According to the adopted Revised Universal Soil Loss Equation (RUSLE), the potential soil loss due to erosion depends on rainfall erosivity and soil susceptibility. Regarding the former, a sub-annual empirical model recently calibrated across Italy will be soon implemented on the EO4EU platform. The estimation of land susceptibility to erosion will be based on three different algorithms. The first innovatively starts from consolidated models analyzing the morphological features of the terrain, such as the slope, and adds to them a new module accounting for the presence of transport infrastructures. The second processes specific datasets on soil properties, like the texture and the content of organic matter, to inform a combination of empirical models from the literature and estimate the overall soil erodibility. The third algorithm is a cutting-edge solution considering the influence of land cover and plant phenological dynamics in inhibiting or reducing erosion. It is an artificial neural network trained on Earth Observation multispectral images and a state-of-the-art lookup table to assign spatially distributed erosion correction factors depending on dynamical cover properties. A prototype of this algorithm is already implemented in the EO4EU platform, while a more robust version will be deployed soon.
Input data
Sentinel-2 multispectral images underlie the determination of land cover and management impact on soil erosion. All available 10 and 20 m bands are used to train an artificial neural network algorithm accounting for diverse land cover spectral response in different cover type and phase of the year.

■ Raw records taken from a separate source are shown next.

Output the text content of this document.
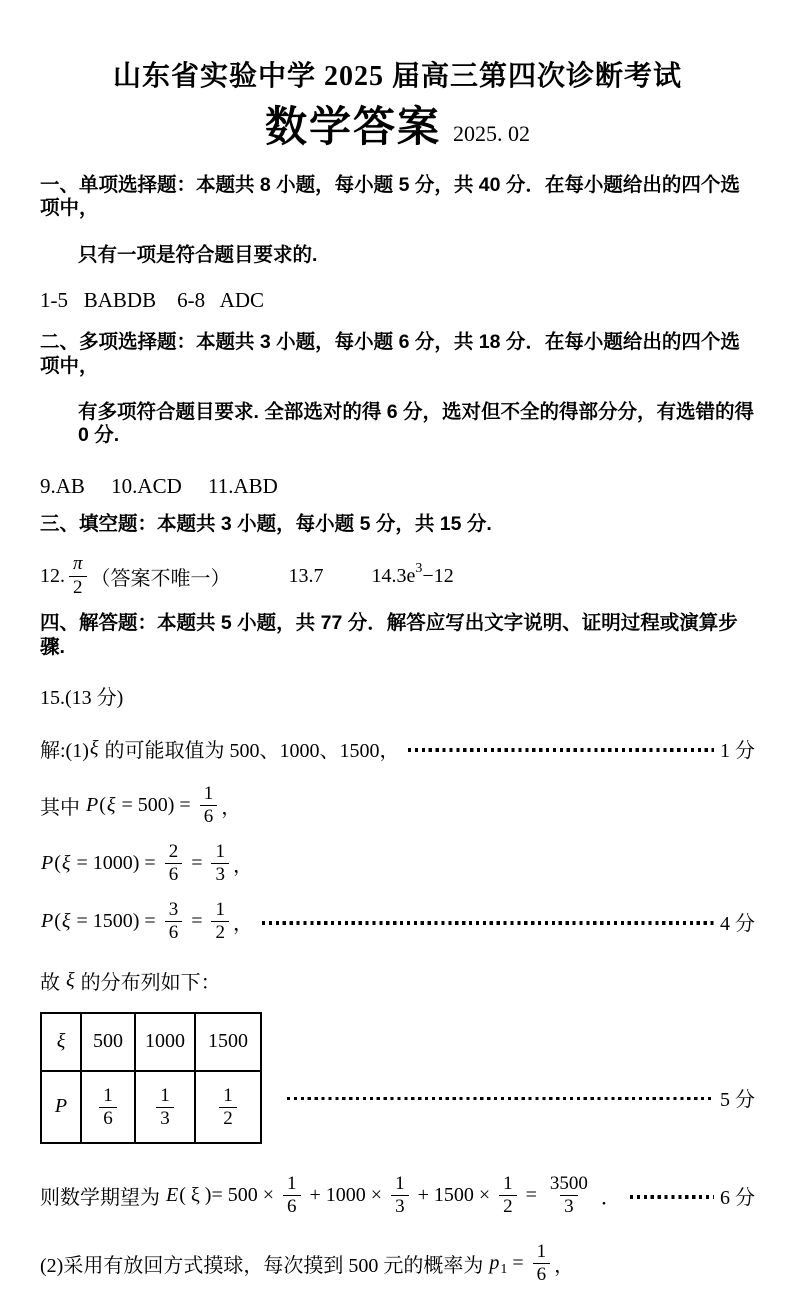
山东省实验中学 2025 届高三第四次诊断考试
数学答案 2025. 02
一、单项选择题：本题共 8 小题，每小题 5 分，共 40 分．在每小题给出的四个选项中，
只有一项是符合题目要求的.
1-5   BABDB    6-8   ADC
二、多项选择题：本题共 3 小题，每小题 6 分，共 18 分．在每小题给出的四个选项中，
有多项符合题目要求. 全部选对的得 6 分，选对但不全的得部分分，有选错的得 0 分.
9.AB     10.ACD     11.ABD
三、填空题：本题共 3 小题，每小题 5 分，共 15 分.
12. $\frac{\pi}{2}$ （答案不唯一）	13.7 14.3e 3 −12
四、解答题：本题共 5 小题，共 77 分．解答应写出文字说明、证明过程或演算步骤.
15.(13 分)
解:(1) ξ 的可能取值为 500、1000、1500，	1 分
其中 P ( $\xi = 500) = \frac{1}{6}$ ，
P ( $\xi = 1000) = \frac{2}{6} = \frac{1}{3}$ ，
P ( $\xi = 1500) = \frac{3}{6} = \frac{1}{2}$ ，	4 分
故 ξ 的分布列如下：
ξ	500	1000	1500
P	$\frac{1}{6}$	$\frac{1}{3}$	$\frac{1}{2}$	5 分
则数学期望为 E ( ξ )= $500 \times \frac{1}{6} + 1000 \times \frac{1}{3} + 1500 \times \frac{1}{2} = \frac{3500}{3}$ ．	6 分
(2)采用有放回方式摸球，每次摸到 500 元的概率为 p $1 = \frac{1}{6}$ ，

Impact achieved thanks to the EO4EU Platform
The final service, which will be available on the platform, will allow high-resolution, timely, and periodic estimation of potential soil loss by rainfall-induced erosion. So far, soil loss estimates have been scattered over time and consisted of coarse-resolution products representing average annual land behavior. In contrast, EO4EU proposes sub-annual products to better identify the timing of potentially adverse rainfall and vegetation patterns. Leveraging frequently updated datasets, information will be prompt for users, allowing for fast decision-making and proper territorial management.
Regarding the specific products, the added value of the RUSLE’s module accounting for morphological features of the terrain will be the inclusion of transport infrastructures, offering an update and more realistic estimate of erosion in anthropized areas. Also, the module representing the impact of land cover in reducing or inhibiting erosion will be completely different from the previous ones, thus offering an artificial intelligence-based algorithm able to discriminate among different phenological phases and provide sub-annual estimates.
Through the developed service, a plethora of end-users will gain access to information related to water-induced soil erosion for regions of interest. Focusing first in Italy, the Use Case will involve stakeholders mainly interested in land planning and infrastructure design.